2

Question

How do I use Dask Distributed to parallelizing reading a directory of files into individual DataFrames, which I then process with a custom function? Assume n-files is something like 100,000

Background

I'm new to Dask and not quite how to ask this (which terms to use, etc.), so here's a picture of what I'm trying to accomplish:

Overview

I have lots of small, individual .txt "ledger" files (e.g., line-delimited files with a timestamp and attribute values at the time of the timestamp) stored in HDFS.

In parallel, I'd like to ...

  1. Read each file into a DataFrame (note: I'm not trying to combine all the files into one, big df!);

  2. To each DataFrame, apply a custom function (see below); and then

  3. Merge each result (return from the custom function) into a final object & save it back to HDFS.

It seems like nearly every answer I find (when Googling related terms) is about loading multiple files into a single data frame.
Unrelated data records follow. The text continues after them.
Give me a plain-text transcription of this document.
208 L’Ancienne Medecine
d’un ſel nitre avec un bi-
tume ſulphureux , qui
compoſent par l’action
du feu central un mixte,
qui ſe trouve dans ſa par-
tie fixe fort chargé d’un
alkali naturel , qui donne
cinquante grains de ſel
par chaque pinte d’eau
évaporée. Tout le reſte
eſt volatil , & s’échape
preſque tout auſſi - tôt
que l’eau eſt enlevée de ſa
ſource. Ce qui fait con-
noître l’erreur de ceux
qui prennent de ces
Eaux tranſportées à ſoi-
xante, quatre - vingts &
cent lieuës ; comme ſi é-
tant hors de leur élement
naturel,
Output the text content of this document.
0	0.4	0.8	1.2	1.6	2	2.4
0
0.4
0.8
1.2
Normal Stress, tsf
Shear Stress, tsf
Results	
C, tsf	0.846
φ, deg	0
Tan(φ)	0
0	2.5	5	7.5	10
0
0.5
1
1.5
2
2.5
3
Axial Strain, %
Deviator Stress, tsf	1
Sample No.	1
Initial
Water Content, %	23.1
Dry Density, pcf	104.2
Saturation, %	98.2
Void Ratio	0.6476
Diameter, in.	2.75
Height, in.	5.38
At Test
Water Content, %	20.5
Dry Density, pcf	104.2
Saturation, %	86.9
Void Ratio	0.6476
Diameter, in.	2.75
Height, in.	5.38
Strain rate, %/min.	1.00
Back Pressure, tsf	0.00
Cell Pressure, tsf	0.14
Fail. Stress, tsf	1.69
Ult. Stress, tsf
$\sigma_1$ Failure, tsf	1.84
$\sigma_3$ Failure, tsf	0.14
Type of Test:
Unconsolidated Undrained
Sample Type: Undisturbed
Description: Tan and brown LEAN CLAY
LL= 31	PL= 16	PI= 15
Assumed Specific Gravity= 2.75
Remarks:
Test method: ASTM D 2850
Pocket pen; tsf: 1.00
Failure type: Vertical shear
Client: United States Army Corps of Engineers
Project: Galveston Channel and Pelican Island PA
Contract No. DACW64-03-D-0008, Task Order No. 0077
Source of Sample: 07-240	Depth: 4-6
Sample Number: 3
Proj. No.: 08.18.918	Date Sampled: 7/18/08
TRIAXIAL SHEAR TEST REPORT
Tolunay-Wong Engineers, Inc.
What I'm processing, the function I'm using

Each ledger file / DataFrame:

+---------+------+-------------------+-----+
| location|status|          timestamp|wh_id|
+---------+------+-------------------+-----+
|  PUTAWAY|     I|2019-04-01 03:14:00|   20|
|PICKABLE1|     X|2019-04-01 04:24:00|   20|
|PICKABLE2|     X|2019-04-01 05:33:00|   20|
|PICKABLE2|     A|2019-04-01 06:42:00|   20|
|  HOTPICK|     A|2019-04-10 05:51:00|   20|
| ICEXCEPT|     A|2019-04-10 07:04:00|   20|
| ICEXCEPT|     X|2019-04-11 09:28:00|   20|
+---------+------+-------------------+-----+

Analysis function:

from dateutil.relativedelta import relativedelta
from datetime import datetime
from pyspark.sql.functions import to_timestamp

def analyze(df):

  columns_with_age = ("location", "status")
  columns_without_age = ("wh_id")

  # Get the most-recent values (from the last row of the df)
  row_count = df.count()
  last_row = df.collect()[row_count-1]

  # Create an empty "final row" dictionary
  final_row = {}

  # For each column for which we want to calculate an age value ...
  for c in columns_with_age:

      # Initialize loop values
      target_value = last_row.__getitem__(c)
      final_row[c] = target_value
      timestamp_at_lookback = last_row.__getitem__("timestamp")
      look_back = 1
      different = False

      while not different:
          previous_row = df.collect()[row_count - 1 - look_back]
          if previous_row.__getitem__(c) == target_value:
              timestamp_at_lookback = previous_row.__getitem__("timestamp")
              look_back += 1

          else:
              different = True

      # At this point, a difference has been found, so calculate the age
      final_row["days_in_{}".format(c)] = relativedelta(datetime.now(), timestamp_at_lookback).days

As such, the ledger data / DataFrame would reduce to (assuming the calculation was run on 2019-04-14):

{ '_id': 'ledger-filename', 'location': 'ICEXCEPT', 'days_in_location': 4, 'status': 'X', 'days_in_status': 3, 'wh_id': 20 }
Dan
  • 4,197
  • 6
  • 34
  • 52
  • You can combine the reading and the file level evaluation into a function then use: https://stackoverflow.com/questions/9786102/how-do-i-parallelize-a-simple-python-loop after all files are processessed you can combine the results into your final output – Lucas Apr 16 '19 at 14:19
  • 1
    You can read about `delayed`. Check out this [asnwer](https://stackoverflow.com/a/42597019/4819376). – rpanai Apr 16 '19 at 15:23
  • Seems like I might want to do a hybrid of the two above comments -- that is, combine the file read / evaluation into one function and then use Dask Distributed's `client.map(eval_func, [list of HDFS filepaths])`. – Dan Apr 17 '19 at 12:44

1 Answers1

0

Writing in parallel from many processes into a single output file is not really possible, because you don't know how long each of the results will be beforehand, so you don't know where in the file to place other results. furthermore, HDFS really likes to receive big blocks of contiguous data rather (maybe 64MB) than incremental updates.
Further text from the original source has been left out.